System monitoring with Nagios
Probably one of the oldest system monitoring solution on the market, Nagios offers several visualization tools. Among them this one giving you the layer 3 map of your network and the devices on it.
Network monitoring with Netbrain
Netbrain can help your discover the network (layer 3 or layer 2) path between two points (and more)
Application monitoring with ITRS Geneos
ITRS Geneos help you build dashboard aggregating several monitoring data coming from your distributed system. This is a pretty map indeed with contextual data ... Just one problem : must be done/updated manually.
Application Performance Monitoring with AppDynamic
AppDynamic is a famous APM which can show you the world from the application perspective (Layer 5).
Some other inspiring maps
Netflix microservices visualisation tool
Netflix is working hard to master its microservices architecture. Here is another visualization example. Extract from "A Microscope on Microservices" : "This internal utility, Slalom, allows a given service to understand upstream and downstream dependencies,their contribution on service demand, and the general health of said requests."
Simianviz / Spigo
@adrianco, the father of Netflix Microservices architecture, is currently working on a simulation tool to visualize different architectures (NetflixOSS, Lamp ...).
Another specialized graph for Kubernetes users... Note the contains links which could leads to a bigraph visualization.
Is there anything missing ?
As has already been said, these specialized maps are the result of extreme OPS expertise silozation. But wait: Aren't we forgetting some population here? DEV ? Aah yeah! Is there any kind of map for DEV dudes? Like something helping visualizing threads or actors? Not really. DEV are using some tools like Kcachegrind or other profiler to browse the stack and see where time is consumed.
Kcachegrind in action
Used on DEV environment only, profiler like Kcachegrind are helpul for developers.

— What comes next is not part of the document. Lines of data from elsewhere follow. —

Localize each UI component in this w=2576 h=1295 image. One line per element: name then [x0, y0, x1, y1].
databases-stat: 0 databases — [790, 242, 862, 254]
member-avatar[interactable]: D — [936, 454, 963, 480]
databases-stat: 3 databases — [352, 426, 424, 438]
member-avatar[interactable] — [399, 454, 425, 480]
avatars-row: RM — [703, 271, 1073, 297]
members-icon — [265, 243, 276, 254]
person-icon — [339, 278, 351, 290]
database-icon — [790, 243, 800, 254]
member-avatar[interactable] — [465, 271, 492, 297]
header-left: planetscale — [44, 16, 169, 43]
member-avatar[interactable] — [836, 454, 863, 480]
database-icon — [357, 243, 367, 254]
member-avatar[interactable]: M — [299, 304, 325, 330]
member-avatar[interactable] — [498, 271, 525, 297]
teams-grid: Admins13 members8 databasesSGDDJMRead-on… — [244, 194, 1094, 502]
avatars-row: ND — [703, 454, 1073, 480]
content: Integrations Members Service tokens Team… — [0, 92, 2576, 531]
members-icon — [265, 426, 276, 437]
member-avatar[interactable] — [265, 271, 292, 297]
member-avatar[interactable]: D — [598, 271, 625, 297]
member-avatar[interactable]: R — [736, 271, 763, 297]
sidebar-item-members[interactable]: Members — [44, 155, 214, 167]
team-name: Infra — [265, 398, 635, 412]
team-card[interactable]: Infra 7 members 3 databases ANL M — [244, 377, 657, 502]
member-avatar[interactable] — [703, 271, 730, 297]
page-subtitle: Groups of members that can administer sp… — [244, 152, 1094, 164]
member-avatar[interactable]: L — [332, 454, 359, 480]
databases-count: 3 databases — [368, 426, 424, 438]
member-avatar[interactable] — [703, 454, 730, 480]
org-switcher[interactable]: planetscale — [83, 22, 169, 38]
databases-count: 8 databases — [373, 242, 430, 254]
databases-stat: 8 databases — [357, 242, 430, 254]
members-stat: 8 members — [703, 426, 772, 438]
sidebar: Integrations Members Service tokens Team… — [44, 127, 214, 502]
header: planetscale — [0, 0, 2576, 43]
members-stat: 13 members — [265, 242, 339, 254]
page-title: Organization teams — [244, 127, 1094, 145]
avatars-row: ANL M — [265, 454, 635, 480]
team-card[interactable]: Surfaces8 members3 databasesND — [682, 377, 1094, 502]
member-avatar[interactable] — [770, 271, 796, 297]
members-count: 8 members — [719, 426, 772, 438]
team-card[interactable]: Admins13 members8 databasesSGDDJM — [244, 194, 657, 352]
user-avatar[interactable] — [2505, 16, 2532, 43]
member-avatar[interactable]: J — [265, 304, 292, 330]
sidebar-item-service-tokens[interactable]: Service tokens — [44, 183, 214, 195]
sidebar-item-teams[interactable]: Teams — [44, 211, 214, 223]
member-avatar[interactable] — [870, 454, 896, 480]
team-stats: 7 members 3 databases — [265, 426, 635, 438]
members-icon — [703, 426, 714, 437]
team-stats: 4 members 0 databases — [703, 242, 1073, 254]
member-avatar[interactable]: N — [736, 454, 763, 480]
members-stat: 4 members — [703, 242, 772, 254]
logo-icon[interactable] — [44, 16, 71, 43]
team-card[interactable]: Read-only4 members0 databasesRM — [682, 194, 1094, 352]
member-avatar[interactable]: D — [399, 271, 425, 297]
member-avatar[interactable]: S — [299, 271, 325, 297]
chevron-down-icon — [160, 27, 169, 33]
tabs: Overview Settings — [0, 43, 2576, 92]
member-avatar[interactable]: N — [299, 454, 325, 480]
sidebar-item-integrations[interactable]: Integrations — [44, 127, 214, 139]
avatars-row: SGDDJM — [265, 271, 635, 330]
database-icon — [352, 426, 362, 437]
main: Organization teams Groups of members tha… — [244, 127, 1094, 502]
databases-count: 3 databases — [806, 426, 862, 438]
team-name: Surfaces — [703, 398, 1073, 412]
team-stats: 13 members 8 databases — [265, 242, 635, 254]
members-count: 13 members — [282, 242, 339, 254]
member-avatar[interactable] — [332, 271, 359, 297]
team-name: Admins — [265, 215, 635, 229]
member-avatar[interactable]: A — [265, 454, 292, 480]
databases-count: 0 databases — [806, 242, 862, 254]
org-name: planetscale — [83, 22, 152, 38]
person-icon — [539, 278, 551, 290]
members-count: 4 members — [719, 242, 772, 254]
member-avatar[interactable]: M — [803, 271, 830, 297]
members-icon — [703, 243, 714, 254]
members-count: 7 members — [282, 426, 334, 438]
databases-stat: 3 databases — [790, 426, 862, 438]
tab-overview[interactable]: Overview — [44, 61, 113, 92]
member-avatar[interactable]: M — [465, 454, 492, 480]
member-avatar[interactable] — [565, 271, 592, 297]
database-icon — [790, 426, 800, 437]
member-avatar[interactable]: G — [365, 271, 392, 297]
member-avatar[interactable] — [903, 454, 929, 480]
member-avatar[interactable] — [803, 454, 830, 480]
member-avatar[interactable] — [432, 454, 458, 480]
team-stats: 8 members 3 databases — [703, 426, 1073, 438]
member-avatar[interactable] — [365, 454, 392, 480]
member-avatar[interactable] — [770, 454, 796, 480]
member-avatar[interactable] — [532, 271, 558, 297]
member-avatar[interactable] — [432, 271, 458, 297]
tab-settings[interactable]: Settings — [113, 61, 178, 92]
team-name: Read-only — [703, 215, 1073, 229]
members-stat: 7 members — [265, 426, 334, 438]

Unfortunately these tools consume a LOT of CPU memory and therefore are never used in production, and some times they consume so much of it that you're unable to reproduce a problem using them... And finally, they are not showing the threads/actors topology, but aggregated statistics on the run stack and calls order tree .
Akka actors in action
This is how @hicolour specified a scalable load balancer with Akka. There is currently no tool able to represent this granularity. However, all this definition of actors are the keys to understand how this dynamic system works
But many problems are coming from un-mapped components like processes, threads or actors. Finally, these components are the basis for the application's architecture. The ability to map such components brings us to a new area where OPS can communicate with DEV much more easily and so solve problems more efficiently.